Updated: Friday, December 28, 2012
Bob Kovalcin got a lot of enjoyment from coaching members of the Latrobe softball team.
Apparently, the feeling was mutual.
After the Wildcats defeated Central York, 1-0, in 14 innings to advance to the 2008 PIAA Class AAAA championship game, Kovalcin dressed in women's clothing and walked into a Hoss's Steakhouse, all for his girls.
“Sometimes you make a little bet with them and it was a win-win situation for me,” Kovalcin said. “I would have done it either way, but the point was that they won the bet so yes I dressed up like a girl and they had a good time.”
It was moments like that Kovalcin will remember most about his stellar nine-year run with the Wildcats after he announced his retirement earlier this month.
Kovalcin will be moving to North Carolina to watch his daughter, Molly, play her final year of softball at Catawba College.
“I told (the team) at the banquet before I told the administration, and that was the day before,” Kovalcin said. “I love these girls to death, but I love my own girls just a little bit more. That's the hardest thing to walk away from because they are all fantastic young ladies.

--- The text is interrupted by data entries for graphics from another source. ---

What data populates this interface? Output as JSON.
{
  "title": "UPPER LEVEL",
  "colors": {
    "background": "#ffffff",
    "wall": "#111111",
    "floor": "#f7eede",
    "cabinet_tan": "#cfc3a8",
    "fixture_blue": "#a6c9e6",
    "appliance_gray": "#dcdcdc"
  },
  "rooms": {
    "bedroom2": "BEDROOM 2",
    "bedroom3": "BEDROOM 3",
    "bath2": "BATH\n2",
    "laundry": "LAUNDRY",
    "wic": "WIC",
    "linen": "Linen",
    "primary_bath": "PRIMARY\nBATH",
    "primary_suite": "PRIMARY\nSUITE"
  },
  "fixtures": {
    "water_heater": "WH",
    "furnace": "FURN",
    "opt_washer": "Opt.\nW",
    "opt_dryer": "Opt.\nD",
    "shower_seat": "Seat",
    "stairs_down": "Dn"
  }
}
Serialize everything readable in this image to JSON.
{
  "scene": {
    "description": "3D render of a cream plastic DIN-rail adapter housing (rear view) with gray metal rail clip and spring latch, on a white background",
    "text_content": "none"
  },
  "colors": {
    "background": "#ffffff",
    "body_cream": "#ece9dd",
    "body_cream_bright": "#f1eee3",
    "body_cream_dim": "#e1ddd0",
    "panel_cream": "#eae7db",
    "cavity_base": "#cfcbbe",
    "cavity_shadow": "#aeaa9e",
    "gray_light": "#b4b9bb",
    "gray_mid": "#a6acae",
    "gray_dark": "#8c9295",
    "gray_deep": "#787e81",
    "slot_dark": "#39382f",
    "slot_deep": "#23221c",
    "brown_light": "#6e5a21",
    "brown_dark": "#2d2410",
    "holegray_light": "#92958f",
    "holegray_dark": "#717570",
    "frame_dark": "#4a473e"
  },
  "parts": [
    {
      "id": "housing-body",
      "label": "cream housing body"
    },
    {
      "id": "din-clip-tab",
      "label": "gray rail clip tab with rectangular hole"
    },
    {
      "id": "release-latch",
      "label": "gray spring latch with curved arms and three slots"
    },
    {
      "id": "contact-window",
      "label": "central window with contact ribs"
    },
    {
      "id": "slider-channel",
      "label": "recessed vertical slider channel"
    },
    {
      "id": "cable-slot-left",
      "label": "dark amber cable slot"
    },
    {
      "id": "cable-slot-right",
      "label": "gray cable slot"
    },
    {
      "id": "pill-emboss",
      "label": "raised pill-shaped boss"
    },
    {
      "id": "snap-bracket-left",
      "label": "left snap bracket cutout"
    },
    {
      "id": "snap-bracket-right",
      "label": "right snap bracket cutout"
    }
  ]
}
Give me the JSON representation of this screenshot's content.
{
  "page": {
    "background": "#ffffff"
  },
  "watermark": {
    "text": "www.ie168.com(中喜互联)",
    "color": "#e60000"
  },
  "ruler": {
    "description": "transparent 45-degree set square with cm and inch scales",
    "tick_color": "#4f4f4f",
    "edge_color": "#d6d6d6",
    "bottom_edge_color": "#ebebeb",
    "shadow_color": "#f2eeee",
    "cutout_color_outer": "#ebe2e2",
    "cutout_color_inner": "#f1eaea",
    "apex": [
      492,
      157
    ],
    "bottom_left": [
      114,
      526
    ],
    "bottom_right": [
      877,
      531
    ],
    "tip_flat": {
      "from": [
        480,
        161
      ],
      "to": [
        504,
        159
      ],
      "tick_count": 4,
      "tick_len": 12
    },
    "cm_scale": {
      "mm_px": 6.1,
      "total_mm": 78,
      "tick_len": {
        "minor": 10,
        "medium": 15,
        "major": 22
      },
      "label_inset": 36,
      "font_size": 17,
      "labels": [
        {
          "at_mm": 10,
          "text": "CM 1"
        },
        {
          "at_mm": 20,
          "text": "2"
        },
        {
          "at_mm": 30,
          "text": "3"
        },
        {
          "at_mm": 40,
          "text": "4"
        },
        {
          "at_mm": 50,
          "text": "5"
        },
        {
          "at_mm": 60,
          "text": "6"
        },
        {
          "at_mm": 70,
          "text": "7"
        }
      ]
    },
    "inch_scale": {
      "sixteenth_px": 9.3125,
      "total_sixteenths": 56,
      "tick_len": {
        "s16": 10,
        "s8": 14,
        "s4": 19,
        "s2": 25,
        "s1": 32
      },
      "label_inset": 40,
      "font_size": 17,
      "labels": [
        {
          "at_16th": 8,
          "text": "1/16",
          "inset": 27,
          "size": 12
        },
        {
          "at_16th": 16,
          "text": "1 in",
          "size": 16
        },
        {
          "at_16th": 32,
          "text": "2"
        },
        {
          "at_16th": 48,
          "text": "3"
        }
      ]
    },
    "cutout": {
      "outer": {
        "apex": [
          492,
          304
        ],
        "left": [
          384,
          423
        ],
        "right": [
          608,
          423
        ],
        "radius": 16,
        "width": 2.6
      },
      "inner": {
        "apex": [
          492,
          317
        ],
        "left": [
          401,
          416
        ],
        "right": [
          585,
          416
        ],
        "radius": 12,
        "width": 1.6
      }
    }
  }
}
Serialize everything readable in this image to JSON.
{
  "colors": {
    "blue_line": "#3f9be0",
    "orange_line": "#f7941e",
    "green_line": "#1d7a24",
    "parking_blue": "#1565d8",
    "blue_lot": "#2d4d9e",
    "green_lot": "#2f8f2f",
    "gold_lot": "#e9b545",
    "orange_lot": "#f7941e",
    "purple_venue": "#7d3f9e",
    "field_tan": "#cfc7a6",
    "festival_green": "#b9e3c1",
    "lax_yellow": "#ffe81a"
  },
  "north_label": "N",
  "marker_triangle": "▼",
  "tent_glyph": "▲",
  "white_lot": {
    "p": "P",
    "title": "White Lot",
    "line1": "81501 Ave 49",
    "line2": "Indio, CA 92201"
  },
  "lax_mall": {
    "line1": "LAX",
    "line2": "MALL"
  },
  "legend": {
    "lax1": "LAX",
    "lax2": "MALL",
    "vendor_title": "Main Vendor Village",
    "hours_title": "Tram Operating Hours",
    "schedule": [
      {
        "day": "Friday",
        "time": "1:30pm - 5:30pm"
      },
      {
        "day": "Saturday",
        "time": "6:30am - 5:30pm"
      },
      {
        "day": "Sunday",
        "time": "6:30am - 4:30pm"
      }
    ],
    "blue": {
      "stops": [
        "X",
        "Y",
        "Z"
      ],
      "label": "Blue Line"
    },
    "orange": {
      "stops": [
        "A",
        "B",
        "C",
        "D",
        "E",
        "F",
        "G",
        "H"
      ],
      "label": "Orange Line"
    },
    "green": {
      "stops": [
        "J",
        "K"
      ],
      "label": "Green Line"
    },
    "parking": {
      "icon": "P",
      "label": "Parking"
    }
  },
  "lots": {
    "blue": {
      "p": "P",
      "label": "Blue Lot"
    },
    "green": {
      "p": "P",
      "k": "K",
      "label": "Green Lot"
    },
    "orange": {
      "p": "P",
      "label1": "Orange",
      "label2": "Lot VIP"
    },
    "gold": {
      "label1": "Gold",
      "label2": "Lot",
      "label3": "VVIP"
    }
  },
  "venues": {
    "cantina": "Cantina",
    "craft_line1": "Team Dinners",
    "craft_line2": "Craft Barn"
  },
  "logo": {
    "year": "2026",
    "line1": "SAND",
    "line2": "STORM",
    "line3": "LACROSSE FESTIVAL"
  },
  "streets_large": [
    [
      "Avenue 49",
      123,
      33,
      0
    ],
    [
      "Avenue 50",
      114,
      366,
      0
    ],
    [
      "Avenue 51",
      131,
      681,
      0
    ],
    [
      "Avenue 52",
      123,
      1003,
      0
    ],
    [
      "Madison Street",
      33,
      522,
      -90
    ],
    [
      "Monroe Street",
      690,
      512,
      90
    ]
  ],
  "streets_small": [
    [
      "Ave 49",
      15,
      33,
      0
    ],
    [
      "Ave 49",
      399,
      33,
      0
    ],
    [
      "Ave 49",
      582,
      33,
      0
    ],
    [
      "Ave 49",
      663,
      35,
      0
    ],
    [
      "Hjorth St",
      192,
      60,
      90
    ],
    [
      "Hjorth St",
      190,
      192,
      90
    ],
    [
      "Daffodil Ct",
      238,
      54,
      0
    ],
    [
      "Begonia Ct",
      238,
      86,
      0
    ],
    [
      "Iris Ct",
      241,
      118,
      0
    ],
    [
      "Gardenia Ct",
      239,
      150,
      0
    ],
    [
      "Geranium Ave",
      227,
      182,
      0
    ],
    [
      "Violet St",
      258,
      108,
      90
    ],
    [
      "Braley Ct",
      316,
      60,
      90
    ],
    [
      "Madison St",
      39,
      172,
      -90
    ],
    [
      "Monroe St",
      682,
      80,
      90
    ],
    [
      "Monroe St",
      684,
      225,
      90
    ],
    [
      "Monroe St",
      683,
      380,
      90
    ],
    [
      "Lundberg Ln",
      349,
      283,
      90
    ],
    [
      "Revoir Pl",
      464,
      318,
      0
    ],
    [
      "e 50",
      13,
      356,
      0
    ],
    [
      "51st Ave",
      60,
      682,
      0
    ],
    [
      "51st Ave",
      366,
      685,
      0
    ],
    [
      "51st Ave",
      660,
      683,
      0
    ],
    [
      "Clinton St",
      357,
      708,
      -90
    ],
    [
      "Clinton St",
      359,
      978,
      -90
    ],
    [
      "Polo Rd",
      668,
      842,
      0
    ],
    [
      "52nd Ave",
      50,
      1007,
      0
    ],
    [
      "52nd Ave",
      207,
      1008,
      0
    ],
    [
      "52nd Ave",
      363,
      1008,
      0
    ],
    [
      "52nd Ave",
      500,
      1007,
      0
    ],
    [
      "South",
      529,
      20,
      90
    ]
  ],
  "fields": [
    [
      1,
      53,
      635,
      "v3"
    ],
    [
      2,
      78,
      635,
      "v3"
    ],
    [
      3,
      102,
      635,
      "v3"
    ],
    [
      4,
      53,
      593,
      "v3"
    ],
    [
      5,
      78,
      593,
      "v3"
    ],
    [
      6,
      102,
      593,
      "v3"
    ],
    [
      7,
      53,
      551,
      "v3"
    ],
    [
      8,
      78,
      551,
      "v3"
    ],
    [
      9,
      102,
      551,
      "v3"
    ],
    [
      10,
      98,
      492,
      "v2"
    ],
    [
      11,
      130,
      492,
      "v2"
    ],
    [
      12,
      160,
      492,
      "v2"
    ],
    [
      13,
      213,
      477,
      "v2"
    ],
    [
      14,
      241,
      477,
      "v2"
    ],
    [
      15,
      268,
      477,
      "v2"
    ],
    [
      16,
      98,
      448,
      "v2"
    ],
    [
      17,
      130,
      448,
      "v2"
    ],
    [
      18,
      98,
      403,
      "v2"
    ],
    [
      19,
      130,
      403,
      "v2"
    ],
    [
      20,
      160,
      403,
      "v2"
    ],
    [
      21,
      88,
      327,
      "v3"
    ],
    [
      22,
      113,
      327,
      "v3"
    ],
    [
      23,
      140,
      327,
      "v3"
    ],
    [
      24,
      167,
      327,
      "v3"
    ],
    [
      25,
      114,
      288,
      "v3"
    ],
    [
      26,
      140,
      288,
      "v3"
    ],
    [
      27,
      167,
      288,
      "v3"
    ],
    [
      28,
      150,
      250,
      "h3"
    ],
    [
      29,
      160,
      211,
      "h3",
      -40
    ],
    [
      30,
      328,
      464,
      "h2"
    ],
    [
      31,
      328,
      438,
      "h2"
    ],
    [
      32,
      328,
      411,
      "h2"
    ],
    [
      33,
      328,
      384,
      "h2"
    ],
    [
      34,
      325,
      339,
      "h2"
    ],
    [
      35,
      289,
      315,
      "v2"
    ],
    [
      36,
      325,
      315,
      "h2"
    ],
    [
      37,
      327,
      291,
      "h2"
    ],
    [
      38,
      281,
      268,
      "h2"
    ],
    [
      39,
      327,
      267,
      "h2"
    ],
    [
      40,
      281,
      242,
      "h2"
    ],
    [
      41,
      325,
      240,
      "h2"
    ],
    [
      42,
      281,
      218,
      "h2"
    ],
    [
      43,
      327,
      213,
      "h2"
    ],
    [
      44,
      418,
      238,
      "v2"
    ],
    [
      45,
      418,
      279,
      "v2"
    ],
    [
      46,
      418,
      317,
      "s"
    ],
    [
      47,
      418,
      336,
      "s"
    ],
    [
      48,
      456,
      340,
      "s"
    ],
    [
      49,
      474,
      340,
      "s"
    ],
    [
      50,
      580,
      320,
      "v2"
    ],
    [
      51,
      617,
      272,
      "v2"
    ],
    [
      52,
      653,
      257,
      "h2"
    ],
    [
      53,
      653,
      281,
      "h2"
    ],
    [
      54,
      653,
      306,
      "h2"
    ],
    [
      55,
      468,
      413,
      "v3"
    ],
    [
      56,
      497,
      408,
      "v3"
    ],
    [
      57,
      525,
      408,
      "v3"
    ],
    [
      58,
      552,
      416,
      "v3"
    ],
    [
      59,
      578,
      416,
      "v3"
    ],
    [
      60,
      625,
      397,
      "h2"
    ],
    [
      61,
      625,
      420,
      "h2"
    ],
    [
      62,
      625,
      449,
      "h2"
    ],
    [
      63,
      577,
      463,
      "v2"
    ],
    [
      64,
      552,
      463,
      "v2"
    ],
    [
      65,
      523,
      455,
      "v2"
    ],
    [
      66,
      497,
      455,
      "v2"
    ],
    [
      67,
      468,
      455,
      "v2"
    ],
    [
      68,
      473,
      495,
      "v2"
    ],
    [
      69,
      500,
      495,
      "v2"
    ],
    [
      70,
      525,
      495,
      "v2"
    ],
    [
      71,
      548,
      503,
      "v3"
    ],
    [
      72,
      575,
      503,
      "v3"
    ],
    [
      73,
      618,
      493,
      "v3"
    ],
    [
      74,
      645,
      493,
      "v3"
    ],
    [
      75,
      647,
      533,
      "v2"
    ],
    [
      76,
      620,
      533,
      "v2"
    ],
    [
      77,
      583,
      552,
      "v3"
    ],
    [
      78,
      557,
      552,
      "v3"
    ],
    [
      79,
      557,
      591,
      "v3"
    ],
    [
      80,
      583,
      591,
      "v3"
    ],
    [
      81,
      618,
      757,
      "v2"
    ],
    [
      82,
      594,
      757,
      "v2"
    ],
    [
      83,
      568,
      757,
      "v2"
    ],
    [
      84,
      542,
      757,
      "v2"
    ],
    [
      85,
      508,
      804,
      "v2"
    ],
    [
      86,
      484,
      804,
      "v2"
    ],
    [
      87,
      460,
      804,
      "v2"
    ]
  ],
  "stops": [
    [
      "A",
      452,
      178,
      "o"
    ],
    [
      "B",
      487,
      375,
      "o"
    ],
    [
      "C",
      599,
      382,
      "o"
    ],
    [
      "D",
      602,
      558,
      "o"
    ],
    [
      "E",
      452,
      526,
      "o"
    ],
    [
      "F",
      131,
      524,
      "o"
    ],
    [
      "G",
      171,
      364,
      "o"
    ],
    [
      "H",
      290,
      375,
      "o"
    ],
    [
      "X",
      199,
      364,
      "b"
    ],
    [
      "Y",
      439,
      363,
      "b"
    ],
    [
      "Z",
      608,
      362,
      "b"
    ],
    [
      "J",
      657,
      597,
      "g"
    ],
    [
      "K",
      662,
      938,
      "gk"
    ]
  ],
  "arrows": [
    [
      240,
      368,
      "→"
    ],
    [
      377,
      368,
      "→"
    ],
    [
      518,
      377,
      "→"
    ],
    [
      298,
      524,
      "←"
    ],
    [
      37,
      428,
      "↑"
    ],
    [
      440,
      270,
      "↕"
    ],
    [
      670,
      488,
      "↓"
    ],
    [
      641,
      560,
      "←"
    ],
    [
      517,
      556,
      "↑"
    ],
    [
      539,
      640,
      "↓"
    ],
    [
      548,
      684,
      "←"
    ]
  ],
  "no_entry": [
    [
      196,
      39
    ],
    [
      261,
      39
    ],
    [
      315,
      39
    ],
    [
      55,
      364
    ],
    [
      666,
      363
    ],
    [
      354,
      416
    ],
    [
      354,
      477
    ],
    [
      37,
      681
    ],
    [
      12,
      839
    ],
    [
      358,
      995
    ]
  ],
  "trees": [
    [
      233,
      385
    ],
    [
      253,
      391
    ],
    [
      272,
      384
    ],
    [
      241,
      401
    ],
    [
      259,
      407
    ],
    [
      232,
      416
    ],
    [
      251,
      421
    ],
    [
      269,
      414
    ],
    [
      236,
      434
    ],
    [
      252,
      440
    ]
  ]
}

“I just want to see (Molly) play. That's something I've wanted to do, and we had talked about it through her years in college. I'm going to make it happen.”
Kovalcin led Latrobe to WPIAL titles in 2007, '08 and '11 in addition to PIAA runner-up finishes in 2007 and 2008. He had a record of 141-49.
His success began in 2007, when Latrobe defeated Seneca Valley, 5-1, for its first WPIAL title under his watch. The Wildcats ended this season with a 9-1 loss to Shaler in the WPIAL AAAA quarterfinals.
Applications are being accepted for the position, but the candidates have huge shoes to fill, according to athletic director Mark Mears.
“Between his daughter and his family, it wasn't a real big surprise to us,” Mears said. “You're sad to lose a guy like Bob, but he has a family, too.
“He kept the student-athlete in the right order,” he said. “He always made them maintain a B grade-point average. He was very strict about that. He reinforced to the girls that they needed to get an education first.”
Coaching to Kovalcin was never about wins and loses; it was about the girls, he said.
“Your coach is just an aspect of a parent,” he said. “Just that little bit of time a day through the season, or the year, to help mold that young lady. ... If I did anything, that little bit, that would be the most important thing to me. All the other stuff is irrelevant.”
Kovalcin's coaching style went above and beyond as he molded all-star players and successful young women, Mears said. In nine years, only one of his players chose to not attend college.
“He taught Latrobe softball at a very high level,” Mears said. “Now the challenge is to keep it there.”
Brittany Goncar is a freelance writer.